Killer Tornadoes Are Becoming Increasingly Frequent In These States

Scientists are warning that southern US states, particularly Alabama, Mississippi, and Tennessee, will likely see an uptick in the number of killer tornados that occur.

By Iqra Butt | Published

killer tornados

Experts are warning the public about the increase in killer tornadoes in southern states such as Alabama, Mississippi, and Tennessee. These tornadoes are expected to be dangerous and cause destruction. Experts suspect these tornadoes are a result of global warming.

Research from the American Meteorological Society forecasts that in coming years there will be an increase in supercells. The research also suggests that the area and seasonal time frame these storms happen in will see an increase. Needless to say, this is disastrous. 

The United States National Weather Service defines a supercell as a unique type of thunderstorm that can produce severe weather. They bring with them damaging winds with hail and killer tornadoes. The National Weather Service notes that they can last up to several hours. 

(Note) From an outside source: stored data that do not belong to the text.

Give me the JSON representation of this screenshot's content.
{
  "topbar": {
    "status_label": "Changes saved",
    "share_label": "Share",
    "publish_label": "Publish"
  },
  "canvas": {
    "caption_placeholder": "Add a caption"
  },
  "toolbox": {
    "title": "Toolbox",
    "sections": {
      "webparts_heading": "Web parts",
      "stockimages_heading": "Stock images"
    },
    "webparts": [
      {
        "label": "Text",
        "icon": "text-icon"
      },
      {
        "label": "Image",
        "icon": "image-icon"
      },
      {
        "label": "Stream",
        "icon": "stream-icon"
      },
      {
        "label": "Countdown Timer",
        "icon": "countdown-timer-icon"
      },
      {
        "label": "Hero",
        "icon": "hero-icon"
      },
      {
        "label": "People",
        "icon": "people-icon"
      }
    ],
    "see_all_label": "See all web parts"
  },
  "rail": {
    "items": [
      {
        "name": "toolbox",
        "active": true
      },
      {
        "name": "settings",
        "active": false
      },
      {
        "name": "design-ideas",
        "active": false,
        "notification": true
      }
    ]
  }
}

NPR reports that supercells are nature’s ultimate storms. The fact that one of the least common types of storms is becoming more frequent could be concerning for some, especially those in the central part of the United States. In fact, the American Meteorological Society coined this area as “tornado alley”.

Natural disasters have always posed a threat to communities around the world, but more recently, their impact has become increasingly severe. This is resulting in widespread devastation and loss of life. Just this week, a killer tornado like no other in the state’s history ripped through Mississippi, reports The Washington Post.

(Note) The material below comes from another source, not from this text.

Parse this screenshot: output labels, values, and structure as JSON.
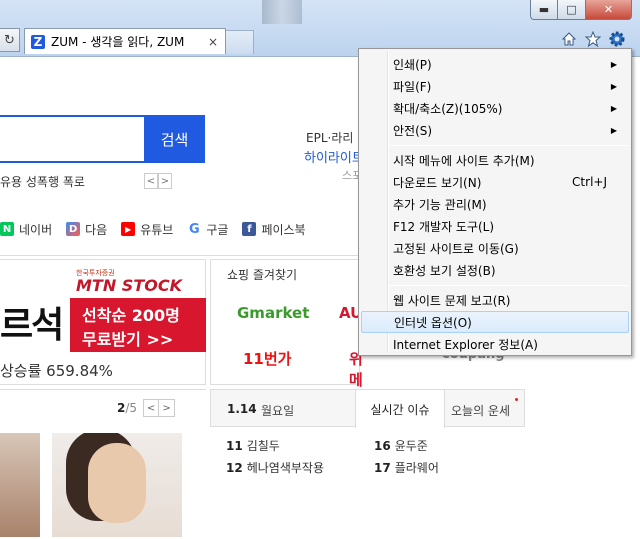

The supercell-induced tornado traveled a devastating 59.4 miles across the Rolling Fork, Silver City areas according to the National Weather Service. That’s in the top one percent of distances traveled by tornadoes! This particularly strong tornado is part of a recent uptick in tornado frequency, almost doubling historical reported averages, the National Centers for Environmental Information accounts.

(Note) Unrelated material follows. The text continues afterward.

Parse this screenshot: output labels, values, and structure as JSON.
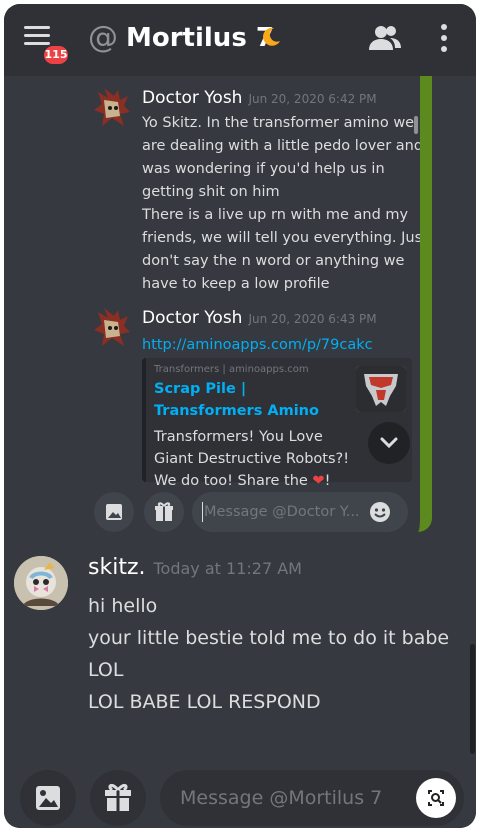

ABC News reports that there were at least 27 tornadoes across Louisiana, Mississippi, Alabama, Georgia and Tennessee. At least 21 people died in Mississippi. These killer tornadoes are to be taken seriously and it is vital to find safe shelter

While there are many factors that contribute to the severity of natural disasters, one of the most significant is climate change. As the Earth’s temperature continues to rise, weather patterns are becoming more extreme and unpredictable. This leads to more frequent and devastating natural disasters. 

According to NPR, Walker Ashley, a professor of meteorology and disaster, said that what’s likely occurring is that as the climate warms, the Southwest U.S. is getting hotter and drier while the Gulf of Mexico, which contains moisture, is also getting hotter. Then the air coming from there is getting “juicier and unstable.”  Due to the hot air, air masses are not colliding in their normal location, but farther eastward towards Alabama, Mississippi, and Tennessee.

These killer tornadoes can cause significant damage to homes, businesses, and infrastructure, often resulting in millions of dollars in damages. In addition to the economic impact, tornadoes can also cause significant human toll, with many injuries and fatalities. The impact of tornadoes can be especially devastating in rural areas, where residents may lack access to emergency services and may be more vulnerable to the effects of severe weather.

By better understanding the impact of climate change on natural disasters, we can work towards developing solutions. This will help us to protect communities and reduce the human and economic toll of these devastating events. Familiarize yourself with the safety precautions and procedures outlined by state or national standards if you experience any of these natural disasters.